PATIENTS
We retrospectively reviewed patients with unruptured intracranial aneurysms who underwent endovascular treatment with flow diverters between April 2013 and August 2015 at our institution.
We identified 25 patients (16 asymptomatic and 9 symptomatic).
Nine patients (mean age 55 ± 10 years; 6 females,
3 males) with specific neurologic symptoms and unruptured aneurysms (mean size 21 ± 7 mm) were treated; 3 patients referred progressive visual loss,
4 symptoms related to compression of cranial nerves (III-IV-VI deficit),
2 suffered of multiple TIA episodes,
followed by a disorder of speech and vertigo.
The aneurysms were located in the cavernous or ophtalmic segment of the internal carotid artery (6),
in the basilar tip (2),
and in vertebral artery (1).
All the aneurysms had a high probability of recurrence with traditional endovascular technique.
Therapeutic alternatives were discussed between neurosurgeons and interventional neuroradiologists multidisciplinary meetings.
DEVICES AND TECHNIQUE
3D rotational angiography was performed to determine the best working projections.
All treatments were performed under general anesthesia.
Endovascular access was obtained by a standard transfemoral approach; following access,
patients were heparinized with an intravenous bolus of 5000 UI.
A 6-French ENVOY catheter was then placed within the introducer to reach proximal internal carotid artery or in the vertebral artery as distal as possible,
allowing navigation with microcatheters.
Flow Re-Direction Endoluminal Device (FRED) was positioned in 4 patients,
Pipeline embolization device (PED) in 3 patients,
Silk flow Diverter (SFD) in 2 patients.
In 6 patients,
1 or more coils was placed in the aneurysm’s sac before the positioning of the flow diverter or with “jailing” technique.
MEDICAL TREATMENT
All patients were premedicated with 75 mg of clopidogrel and 75 or 150 mg of aspirin daily for at least 5 days before the procedure.

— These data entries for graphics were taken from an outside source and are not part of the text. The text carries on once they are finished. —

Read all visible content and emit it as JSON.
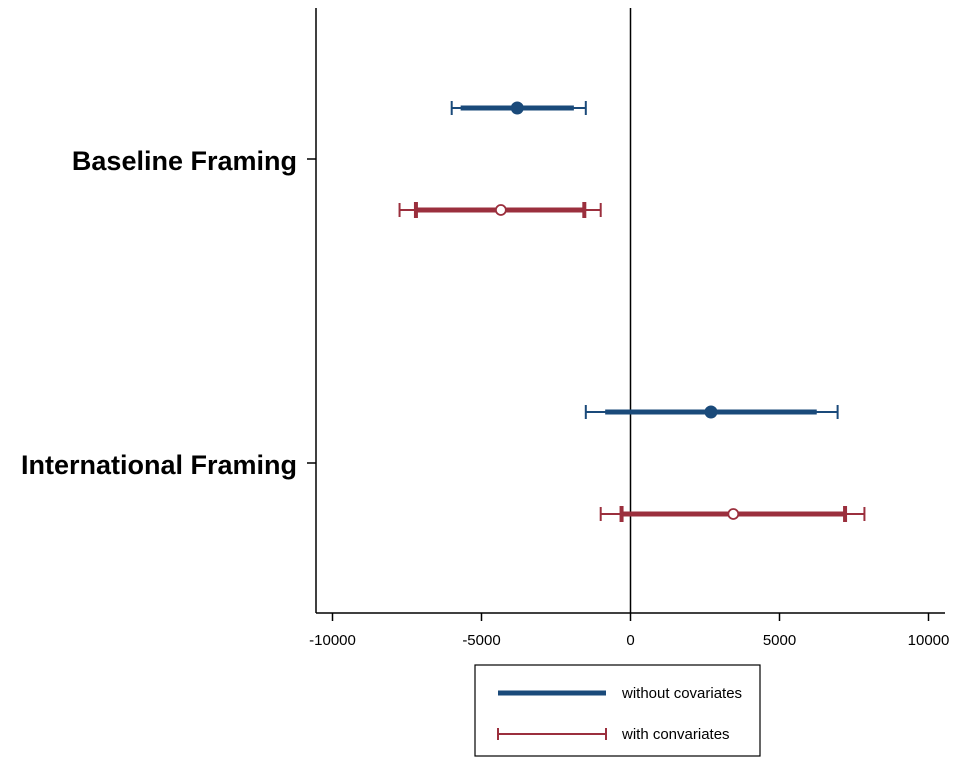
{
  "chart_data": {
    "type": "coefficient-plot",
    "orientation": "horizontal",
    "xlim": [
      -10500,
      10500
    ],
    "xticks": [
      -10000,
      -5000,
      0,
      5000,
      10000
    ],
    "xtick_labels": [
      "-10000",
      "-5000",
      "0",
      "5000",
      "10000"
    ],
    "reference_line_x": 0,
    "categories": [
      "Baseline Framing",
      "International Framing"
    ],
    "series": [
      {
        "name": "without covariates",
        "color": "#1a4a7a",
        "marker": "filled-circle",
        "points": [
          {
            "category": "Baseline Framing",
            "estimate": -3800,
            "ci95": [
              -6000,
              -1500
            ],
            "ci90": [
              -5700,
              -1900
            ]
          },
          {
            "category": "International Framing",
            "estimate": 2700,
            "ci95": [
              -1500,
              6950
            ],
            "ci90": [
              -850,
              6250
            ]
          }
        ]
      },
      {
        "name": "with convariates",
        "color": "#9b2f3d",
        "marker": "hollow-circle",
        "points": [
          {
            "category": "Baseline Framing",
            "estimate": -4350,
            "ci95": [
              -7750,
              -1000
            ],
            "ci90": [
              -7200,
              -1550
            ]
          },
          {
            "category": "International Framing",
            "estimate": 3450,
            "ci95": [
              -1000,
              7850
            ],
            "ci90": [
              -300,
              7200
            ]
          }
        ]
      }
    ],
    "legend": {
      "position": "bottom",
      "entries": [
        "without covariates",
        "with convariates"
      ]
    }
  }
}
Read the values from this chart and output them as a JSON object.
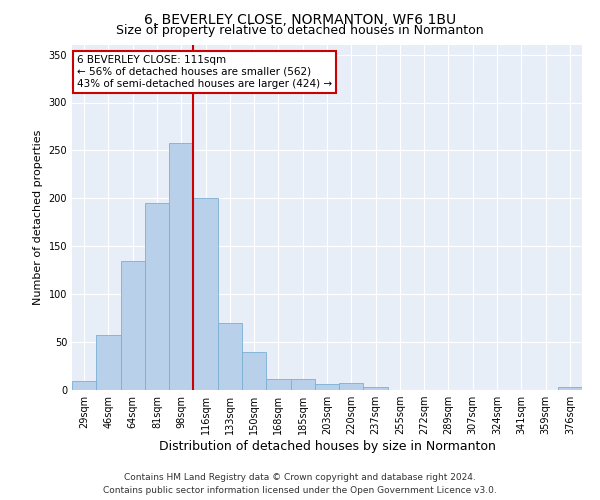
{
  "title": "6, BEVERLEY CLOSE, NORMANTON, WF6 1BU",
  "subtitle": "Size of property relative to detached houses in Normanton",
  "xlabel": "Distribution of detached houses by size in Normanton",
  "ylabel": "Number of detached properties",
  "categories": [
    "29sqm",
    "46sqm",
    "64sqm",
    "81sqm",
    "98sqm",
    "116sqm",
    "133sqm",
    "150sqm",
    "168sqm",
    "185sqm",
    "203sqm",
    "220sqm",
    "237sqm",
    "255sqm",
    "272sqm",
    "289sqm",
    "307sqm",
    "324sqm",
    "341sqm",
    "359sqm",
    "376sqm"
  ],
  "values": [
    9,
    57,
    135,
    195,
    258,
    200,
    70,
    40,
    12,
    12,
    6,
    7,
    3,
    0,
    0,
    0,
    0,
    0,
    0,
    0,
    3
  ],
  "bar_color": "#b8d0ea",
  "bar_edge_color": "#7aafd4",
  "property_line_color": "#cc0000",
  "annotation_text": "6 BEVERLEY CLOSE: 111sqm\n← 56% of detached houses are smaller (562)\n43% of semi-detached houses are larger (424) →",
  "annotation_box_color": "#ffffff",
  "annotation_box_edge": "#cc0000",
  "ylim": [
    0,
    360
  ],
  "yticks": [
    0,
    50,
    100,
    150,
    200,
    250,
    300,
    350
  ],
  "background_color": "#e8eef8",
  "footer_line1": "Contains HM Land Registry data © Crown copyright and database right 2024.",
  "footer_line2": "Contains public sector information licensed under the Open Government Licence v3.0.",
  "title_fontsize": 10,
  "subtitle_fontsize": 9,
  "xlabel_fontsize": 9,
  "ylabel_fontsize": 8,
  "tick_fontsize": 7,
  "annotation_fontsize": 7.5,
  "footer_fontsize": 6.5
}
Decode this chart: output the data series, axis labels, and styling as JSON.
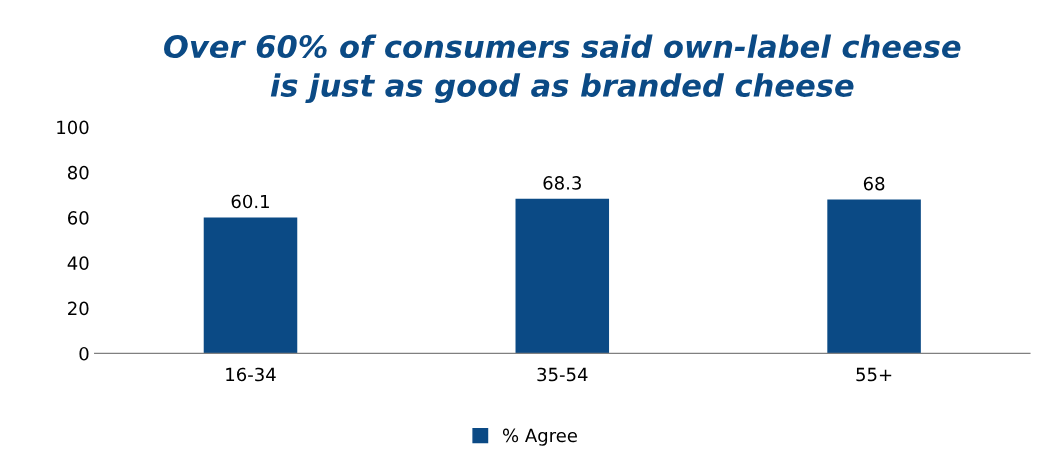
{
  "chart_data": {
    "type": "bar",
    "title": "Over 60% of consumers said own-label cheese\nis just as good as branded cheese",
    "categories": [
      "16-34",
      "35-54",
      "55+"
    ],
    "series": [
      {
        "name": "% Agree",
        "color": "#0b4a85",
        "values": [
          60.1,
          68.3,
          68
        ]
      }
    ],
    "ylim": [
      0,
      100
    ],
    "yticks": [
      0,
      20,
      40,
      60,
      80,
      100
    ],
    "data_labels": true,
    "grid": false,
    "legend": "bottom"
  }
}
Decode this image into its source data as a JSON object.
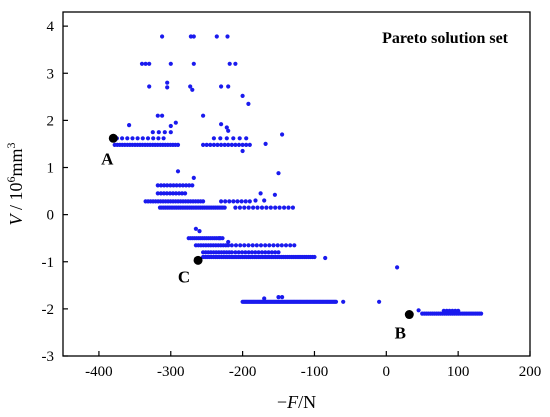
{
  "chart_data": {
    "type": "scatter",
    "title": "",
    "legend_text": "Pareto solution set",
    "legend_position": "top-right",
    "xlabel": "−F/N",
    "ylabel": "V / 10^6mm^3",
    "xlim": [
      -450,
      200
    ],
    "ylim": [
      -3,
      4.3
    ],
    "x_ticks": [
      -400,
      -300,
      -200,
      -100,
      0,
      100,
      200
    ],
    "x_tick_labels": [
      "-400",
      "-300",
      "-200",
      "-100",
      "0",
      "100",
      "200"
    ],
    "y_ticks": [
      -3,
      -2,
      -1,
      0,
      1,
      2,
      3,
      4
    ],
    "y_tick_labels": [
      "-3",
      "-2",
      "-1",
      "0",
      "1",
      "2",
      "3",
      "4"
    ],
    "grid": false,
    "series_color": "#1a1aee",
    "highlight_color": "#000000",
    "series": [
      {
        "name": "Pareto solution set",
        "clusters": [
          {
            "y": 1.48,
            "x_start": -378,
            "x_end": -290,
            "count": 26
          },
          {
            "y": 1.48,
            "x_start": -255,
            "x_end": -190,
            "count": 14
          },
          {
            "y": 1.62,
            "x_start": -375,
            "x_end": -310,
            "count": 10
          },
          {
            "y": 1.62,
            "x_start": -240,
            "x_end": -195,
            "count": 6
          },
          {
            "y": 1.75,
            "x_start": -325,
            "x_end": -300,
            "count": 4
          },
          {
            "y": 0.62,
            "x_start": -318,
            "x_end": -270,
            "count": 12
          },
          {
            "y": 0.45,
            "x_start": -318,
            "x_end": -280,
            "count": 10
          },
          {
            "y": 0.28,
            "x_start": -335,
            "x_end": -255,
            "count": 24
          },
          {
            "y": 0.28,
            "x_start": -230,
            "x_end": -190,
            "count": 8
          },
          {
            "y": 0.15,
            "x_start": -315,
            "x_end": -225,
            "count": 36
          },
          {
            "y": 0.15,
            "x_start": -210,
            "x_end": -130,
            "count": 14
          },
          {
            "y": -0.5,
            "x_start": -275,
            "x_end": -228,
            "count": 18
          },
          {
            "y": -0.65,
            "x_start": -265,
            "x_end": -220,
            "count": 14
          },
          {
            "y": -0.65,
            "x_start": -215,
            "x_end": -128,
            "count": 16
          },
          {
            "y": -0.8,
            "x_start": -255,
            "x_end": -215,
            "count": 12
          },
          {
            "y": -0.8,
            "x_start": -210,
            "x_end": -150,
            "count": 14
          },
          {
            "y": -0.9,
            "x_start": -255,
            "x_end": -100,
            "count": 55
          },
          {
            "y": -1.85,
            "x_start": -200,
            "x_end": -70,
            "count": 80
          },
          {
            "y": -2.1,
            "x_start": 50,
            "x_end": 132,
            "count": 30
          },
          {
            "y": -2.04,
            "x_start": 80,
            "x_end": 100,
            "count": 6
          }
        ],
        "points": [
          [
            -312,
            3.78
          ],
          [
            -272,
            3.78
          ],
          [
            -268,
            3.78
          ],
          [
            -221,
            3.78
          ],
          [
            -236,
            3.78
          ],
          [
            -340,
            3.2
          ],
          [
            -335,
            3.2
          ],
          [
            -330,
            3.2
          ],
          [
            -300,
            3.2
          ],
          [
            -268,
            3.2
          ],
          [
            -218,
            3.2
          ],
          [
            -210,
            3.2
          ],
          [
            -330,
            2.72
          ],
          [
            -305,
            2.8
          ],
          [
            -305,
            2.7
          ],
          [
            -273,
            2.72
          ],
          [
            -270,
            2.65
          ],
          [
            -230,
            2.72
          ],
          [
            -220,
            2.72
          ],
          [
            -200,
            2.52
          ],
          [
            -192,
            2.35
          ],
          [
            -318,
            2.1
          ],
          [
            -312,
            2.1
          ],
          [
            -255,
            2.1
          ],
          [
            -300,
            1.88
          ],
          [
            -293,
            1.95
          ],
          [
            -358,
            1.9
          ],
          [
            -230,
            1.92
          ],
          [
            -222,
            1.85
          ],
          [
            -220,
            1.78
          ],
          [
            -200,
            1.35
          ],
          [
            -168,
            1.5
          ],
          [
            -145,
            1.7
          ],
          [
            -290,
            0.92
          ],
          [
            -268,
            0.78
          ],
          [
            -175,
            0.45
          ],
          [
            -155,
            0.42
          ],
          [
            -150,
            0.88
          ],
          [
            -182,
            0.3
          ],
          [
            -170,
            0.3
          ],
          [
            -265,
            -0.3
          ],
          [
            -260,
            -0.35
          ],
          [
            -232,
            -0.5
          ],
          [
            -220,
            -0.58
          ],
          [
            -85,
            -0.92
          ],
          [
            -170,
            -1.78
          ],
          [
            -150,
            -1.75
          ],
          [
            -145,
            -1.75
          ],
          [
            -60,
            -1.85
          ],
          [
            -10,
            -1.85
          ],
          [
            15,
            -1.12
          ],
          [
            45,
            -2.03
          ]
        ]
      }
    ],
    "highlighted_points": [
      {
        "label": "A",
        "x": -380,
        "y": 1.62
      },
      {
        "label": "B",
        "x": 32,
        "y": -2.12
      },
      {
        "label": "C",
        "x": -262,
        "y": -0.97
      }
    ]
  }
}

Dual antiplatelet therapy was mantained for at least 3 months for all patients,
and discontinued if the follow-up magnetic resonance imaging (MRI) study did not demonstrate recurrence or complications.
Single antiplatelet therapy was continued 6-12 months after the procedure.
With the aim of relieving mass-related symptoms,
4 patients received 4 mg of dexamethasone daily for 1 week,
and then for another week the dose was tapered and discontinued.
FOLLOW-UP AND CLINICAL OUTCOME
All patients underwent MRI examination 1-3 months after the procedure,
and a conventional angiography after 3-6 months if any unaspected finding was observed.
Another MRI study was performed 12 months after the intervention.
A senior neurosurgeon or neurointerventionalist recorded the clinical course and the evolution of symptoms.